Though I think the most baffling issue of them all have to be how sound balancing is dependent on where the camera is facing, meaning that if the players looking away from a speaking NPC, they can barely hear them even if they are right next to Ryder. Wait, no, that’s the second most baffling issue. The actual most baffling issue is this PC port, which has issues with alt-tabbing out of the game, and has profoundly lengthy load times if the player saves while in their vehicle, the Nomad. Even with the game installed on my SSD, it took two minutes to load if I happened to save while inside that dumb rocket car. While I know those could be isolated issues that only affect the game on my PC, I still find this inexcusable for a 2017 AAA release.
I think I can summarize my thoughts on Mass Effect Andromeda by commenting how, when playing it I often began to contemplate whether or not doing so was an even remotely good use of my time, when I could be doing more productive things like schoolwork, housework, writing my next novel, or cleaning up my rinky-dink website. Thoughts like this became increasingly common throughout my playthrough, and as I neared the 50 hour mark, I simply began to lose patience and motivation, simply abandoning my playthrough then and there.

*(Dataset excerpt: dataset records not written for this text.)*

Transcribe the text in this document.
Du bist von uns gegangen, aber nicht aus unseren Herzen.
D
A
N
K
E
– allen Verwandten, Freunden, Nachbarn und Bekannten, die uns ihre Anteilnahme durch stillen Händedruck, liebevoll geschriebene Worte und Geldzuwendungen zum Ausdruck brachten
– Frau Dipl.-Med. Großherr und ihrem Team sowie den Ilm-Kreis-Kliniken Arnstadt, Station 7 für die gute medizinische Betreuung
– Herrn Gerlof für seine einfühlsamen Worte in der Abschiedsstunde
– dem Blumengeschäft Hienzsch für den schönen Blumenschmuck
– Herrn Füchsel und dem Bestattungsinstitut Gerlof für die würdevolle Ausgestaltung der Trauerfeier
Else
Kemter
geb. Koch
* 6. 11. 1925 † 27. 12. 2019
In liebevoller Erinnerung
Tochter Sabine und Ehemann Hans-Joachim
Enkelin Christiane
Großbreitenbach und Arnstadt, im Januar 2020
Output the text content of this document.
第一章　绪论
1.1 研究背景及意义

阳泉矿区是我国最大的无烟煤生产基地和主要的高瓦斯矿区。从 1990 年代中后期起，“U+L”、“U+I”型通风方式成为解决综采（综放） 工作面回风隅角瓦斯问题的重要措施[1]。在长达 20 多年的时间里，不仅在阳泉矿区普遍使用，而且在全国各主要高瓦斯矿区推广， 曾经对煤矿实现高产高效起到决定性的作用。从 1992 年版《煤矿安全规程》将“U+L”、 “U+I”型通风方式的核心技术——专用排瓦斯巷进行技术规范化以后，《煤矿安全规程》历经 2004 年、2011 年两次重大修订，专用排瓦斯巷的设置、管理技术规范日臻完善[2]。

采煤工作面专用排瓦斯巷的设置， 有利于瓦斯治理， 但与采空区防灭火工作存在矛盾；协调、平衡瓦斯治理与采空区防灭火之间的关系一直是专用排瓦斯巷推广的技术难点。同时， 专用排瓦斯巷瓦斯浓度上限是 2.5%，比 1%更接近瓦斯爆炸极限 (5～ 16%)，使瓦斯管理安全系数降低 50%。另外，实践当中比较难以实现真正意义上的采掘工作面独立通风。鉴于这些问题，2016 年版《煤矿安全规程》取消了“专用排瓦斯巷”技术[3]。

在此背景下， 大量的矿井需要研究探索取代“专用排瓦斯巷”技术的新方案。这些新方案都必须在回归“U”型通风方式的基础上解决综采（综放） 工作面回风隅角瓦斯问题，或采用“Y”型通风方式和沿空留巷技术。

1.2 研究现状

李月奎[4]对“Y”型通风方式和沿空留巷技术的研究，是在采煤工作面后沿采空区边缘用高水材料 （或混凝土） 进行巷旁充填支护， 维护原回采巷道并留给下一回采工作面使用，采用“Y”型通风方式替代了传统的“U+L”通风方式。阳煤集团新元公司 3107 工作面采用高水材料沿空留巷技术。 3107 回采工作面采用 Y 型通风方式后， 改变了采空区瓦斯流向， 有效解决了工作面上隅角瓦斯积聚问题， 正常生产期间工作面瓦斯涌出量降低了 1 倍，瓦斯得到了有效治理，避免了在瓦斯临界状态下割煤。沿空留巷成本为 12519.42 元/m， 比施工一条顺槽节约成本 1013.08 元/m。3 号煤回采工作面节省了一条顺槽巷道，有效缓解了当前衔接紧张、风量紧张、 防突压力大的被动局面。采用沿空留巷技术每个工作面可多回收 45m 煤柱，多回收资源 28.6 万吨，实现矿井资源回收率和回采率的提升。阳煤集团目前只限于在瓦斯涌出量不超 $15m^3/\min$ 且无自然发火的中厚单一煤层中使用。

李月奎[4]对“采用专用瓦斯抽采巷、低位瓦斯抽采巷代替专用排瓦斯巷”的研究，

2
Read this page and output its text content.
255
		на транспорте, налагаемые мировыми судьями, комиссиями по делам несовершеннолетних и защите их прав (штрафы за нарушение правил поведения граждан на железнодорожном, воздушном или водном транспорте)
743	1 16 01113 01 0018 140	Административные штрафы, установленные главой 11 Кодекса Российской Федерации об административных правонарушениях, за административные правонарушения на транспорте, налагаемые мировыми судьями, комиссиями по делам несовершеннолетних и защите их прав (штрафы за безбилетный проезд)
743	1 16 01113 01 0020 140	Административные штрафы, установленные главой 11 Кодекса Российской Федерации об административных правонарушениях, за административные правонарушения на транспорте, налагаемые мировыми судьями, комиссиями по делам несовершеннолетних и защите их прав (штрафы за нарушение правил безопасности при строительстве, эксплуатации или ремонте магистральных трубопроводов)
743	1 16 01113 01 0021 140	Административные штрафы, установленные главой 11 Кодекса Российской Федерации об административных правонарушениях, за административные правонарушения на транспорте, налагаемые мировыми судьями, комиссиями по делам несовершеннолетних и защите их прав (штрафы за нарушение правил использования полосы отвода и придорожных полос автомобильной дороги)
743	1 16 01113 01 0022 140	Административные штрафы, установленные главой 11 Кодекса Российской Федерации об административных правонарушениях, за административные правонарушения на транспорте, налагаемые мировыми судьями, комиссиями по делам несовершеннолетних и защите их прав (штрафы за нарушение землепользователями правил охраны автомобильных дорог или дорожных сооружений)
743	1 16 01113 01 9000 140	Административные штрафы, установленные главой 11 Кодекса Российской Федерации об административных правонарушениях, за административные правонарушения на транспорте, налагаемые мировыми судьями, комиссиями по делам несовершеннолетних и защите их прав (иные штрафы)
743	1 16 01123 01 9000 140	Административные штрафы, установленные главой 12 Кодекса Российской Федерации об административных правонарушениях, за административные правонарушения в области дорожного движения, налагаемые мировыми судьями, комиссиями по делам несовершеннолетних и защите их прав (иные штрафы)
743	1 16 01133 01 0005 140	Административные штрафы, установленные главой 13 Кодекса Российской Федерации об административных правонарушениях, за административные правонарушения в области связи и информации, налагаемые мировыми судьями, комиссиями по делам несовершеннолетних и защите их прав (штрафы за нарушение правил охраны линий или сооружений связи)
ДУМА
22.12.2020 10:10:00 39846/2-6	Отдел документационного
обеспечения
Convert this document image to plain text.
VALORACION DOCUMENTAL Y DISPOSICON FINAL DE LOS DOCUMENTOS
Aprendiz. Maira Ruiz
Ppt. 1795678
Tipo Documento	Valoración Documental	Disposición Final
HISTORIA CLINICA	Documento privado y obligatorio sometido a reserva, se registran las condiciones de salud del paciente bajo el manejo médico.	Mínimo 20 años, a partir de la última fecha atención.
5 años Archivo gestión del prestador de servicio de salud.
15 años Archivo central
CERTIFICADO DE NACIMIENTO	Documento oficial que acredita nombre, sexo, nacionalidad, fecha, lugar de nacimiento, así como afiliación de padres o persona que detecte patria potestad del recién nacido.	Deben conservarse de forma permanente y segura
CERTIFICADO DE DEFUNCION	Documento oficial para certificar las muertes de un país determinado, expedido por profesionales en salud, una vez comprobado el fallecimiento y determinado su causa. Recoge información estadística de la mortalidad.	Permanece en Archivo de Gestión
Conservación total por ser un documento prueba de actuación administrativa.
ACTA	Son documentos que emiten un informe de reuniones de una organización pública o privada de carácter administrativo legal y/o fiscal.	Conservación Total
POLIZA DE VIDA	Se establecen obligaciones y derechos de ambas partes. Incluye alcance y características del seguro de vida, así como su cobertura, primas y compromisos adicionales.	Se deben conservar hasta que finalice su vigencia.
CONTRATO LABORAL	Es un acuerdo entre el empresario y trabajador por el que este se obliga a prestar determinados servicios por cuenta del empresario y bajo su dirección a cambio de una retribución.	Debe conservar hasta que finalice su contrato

Mass Effect Andromeda is a by the numbers open world title with some promise, but the execution that just feels far too sloppy in far too many regards to be worthwhile. Its underwhelming story, repetitive design, loose combat system, and general presentational issues all went to damper the experience for me. Coming from the heights established from the prior entries, this is just an upsetting state of affairs. But at the very least Andromeda has steered away conversation from Mass Effect 3’s ending and established a definitive end for the series which, at this point, I honestly hope never sees the light of day again.